Businesses are increasingly seeking domain-adapted and specialized foundation models (FMs) to meet specific needs in areas such as document summarization, industry-specific adaptations, and technical code generation and advisory. The increased usage of generative AI models has offered tailored experiences with minimal technical expertise, and organizations are increasingly using these powerful models to drive innovation and enhance their services across various domains, from natural language processing (NLP) to content generation.
However, using generative AI models in enterprise environments presents unique challenges. Out-of-the-box models often lack the specific knowledge required for certain domains or organizational terminologies. To address this, businesses are turning to custom fine-tuned models, also known as domain-specific large language models (LLMs). These models are tailored to perform specialized tasks within specific domains or micro-domains. Similarly, organizations are fine-tuning generative AI models for domains such as finance, sales, marketing, travel, IT, human resources (HR), procurement, healthcare and life sciences, and customer service. Independent software vendors (ISVs) are also building secure, managed, multi-tenant generative AI platforms.
As the demand for personalized and specialized AI solutions grows, businesses face the challenge of efficiently managing and serving a multitude of fine-tuned models across diverse use cases and customer segments. From résumé parsing and job skill matching to domain-specific email generation and natural language understanding, companies often grapple with managing hundreds of fine-tuned models tailored to specific needs. This challenge is further compounded by concerns over scalability and cost-effectiveness. Traditional model serving approaches can become unwieldy and resource-intensive, leading to increased infrastructure costs, operational overhead, and potential performance bottlenecks, due to the size and hardware requirements to maintain a high-performing FM. The following diagram represents a traditional approach to serving multiple LLMs.
Fine-tuning LLMs is prohibitively expensive due to the hardware requirements and the costs associated with hosting separate instances for different tasks.
In this post, we explore how Low-Rank Adaptation (LoRA) can be used to address these challenges effectively. Specifically, we discuss using LoRA serving with LoRA eXchange (LoRAX) and Amazon Elastic Compute Cloud (Amazon EC2) GPU instances, allowing organizations to efficiently manage and serve their growing portfolio of fine-tuned models, optimize costs, and provide seamless performance for their customers.
LoRA is a technique for efficiently adapting large pre-trained language models to new tasks or domains by introducing small trainable weight matrices, called adapters, within each linear layer of the pre-trained model. This approach enables efficient adaptation with a significantly reduced number of trainable parameters compared to full model fine-tuning. Although LoRA allows for efficient adaptation, typical hosting of fine-tuned models merges the fine-tuned layers and base model weights together, so organizations with multiple fine-tuned variants normally must host each on separate instances. Because the resultant adapters are relatively small compared to the base model and are the last few layers of inference, this traditional custom model-serving approach is inefficient toward both resource and cost optimization.

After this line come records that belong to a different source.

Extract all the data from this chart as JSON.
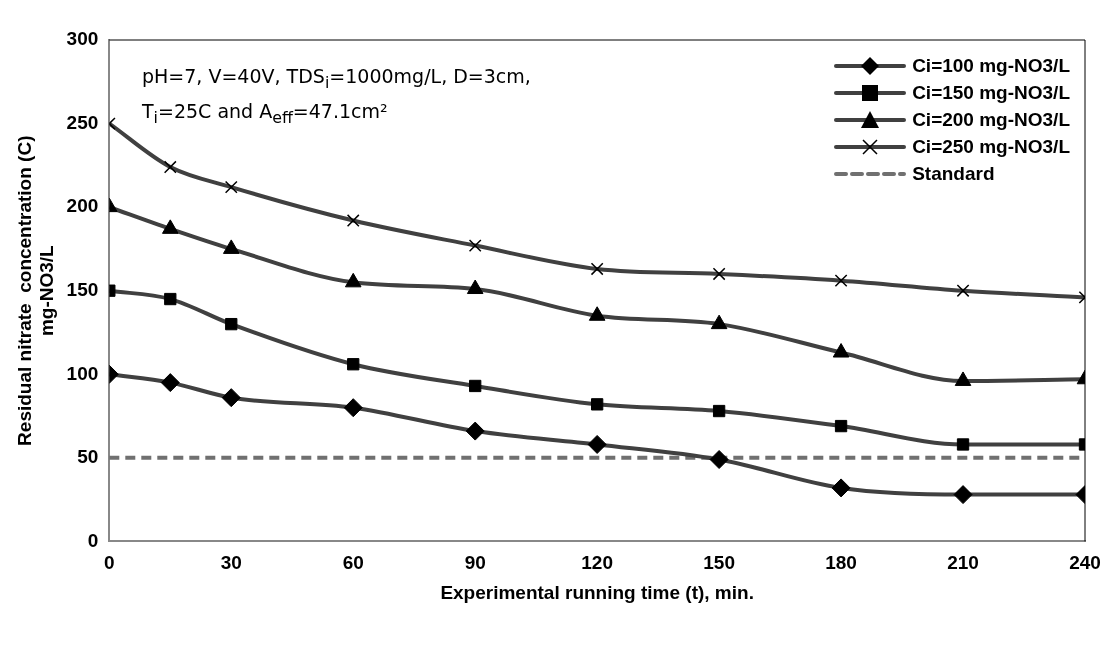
{
  "chart_data": {
    "type": "line",
    "xlabel": "Experimental running time (t), min.",
    "ylabel": "Residual nitrate  concentration (C)\nmg-NO3/L",
    "x": [
      0,
      15,
      30,
      60,
      90,
      120,
      150,
      180,
      210,
      240
    ],
    "xlim": [
      0,
      240
    ],
    "xticks": [
      0,
      30,
      60,
      90,
      120,
      150,
      180,
      210,
      240
    ],
    "ylim": [
      0,
      300
    ],
    "yticks": [
      0,
      50,
      100,
      150,
      200,
      250,
      300
    ],
    "grid": false,
    "legend": "top right",
    "line_style": "solid",
    "series": [
      {
        "name": "Ci=100 mg-NO3/L",
        "color": "#404040",
        "marker": "diamond",
        "values": [
          100,
          95,
          86,
          80,
          66,
          58,
          49,
          32,
          28,
          28
        ]
      },
      {
        "name": "Ci=150 mg-NO3/L",
        "color": "#404040",
        "marker": "square",
        "values": [
          150,
          145,
          130,
          106,
          93,
          82,
          78,
          69,
          58,
          58
        ]
      },
      {
        "name": "Ci=200 mg-NO3/L",
        "color": "#404040",
        "marker": "triangle",
        "values": [
          200,
          187,
          175,
          155,
          151,
          135,
          130,
          113,
          96,
          97
        ]
      },
      {
        "name": "Ci=250 mg-NO3/L",
        "color": "#404040",
        "marker": "cross",
        "values": [
          250,
          224,
          212,
          192,
          177,
          163,
          160,
          156,
          150,
          146
        ]
      }
    ],
    "ref_lines": [
      {
        "axis": "y",
        "value": 50,
        "label": "Standard",
        "color": "#707070",
        "line_style": "dashed"
      }
    ],
    "annotations": [
      "pH=7, V=40V, TDS$_{i}$=1000mg/L, D=3cm,\nT$_{i}$=25C and A$_{eff}$=47.1cm²"
    ]
  }
}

A solution for this is provided by an open source software tool called LoRAX that provides weight-swapping mechanisms for inference toward serving multiple variants of a base FM. LoRAX takes away having to manually set up the adapter attaching and detaching process with the pre-trained FM while you’re swapping between inferencing fine-tuned models for different domain or instruction use cases.
With LoRAX, you can fine-tune a base FM for a variety of tasks, including SQL query generation, industry domain adaptations, entity extraction, and instruction responses. They can host the different variants on a single EC2 instance instead of a fleet of model endpoints, saving costs without impacting performance.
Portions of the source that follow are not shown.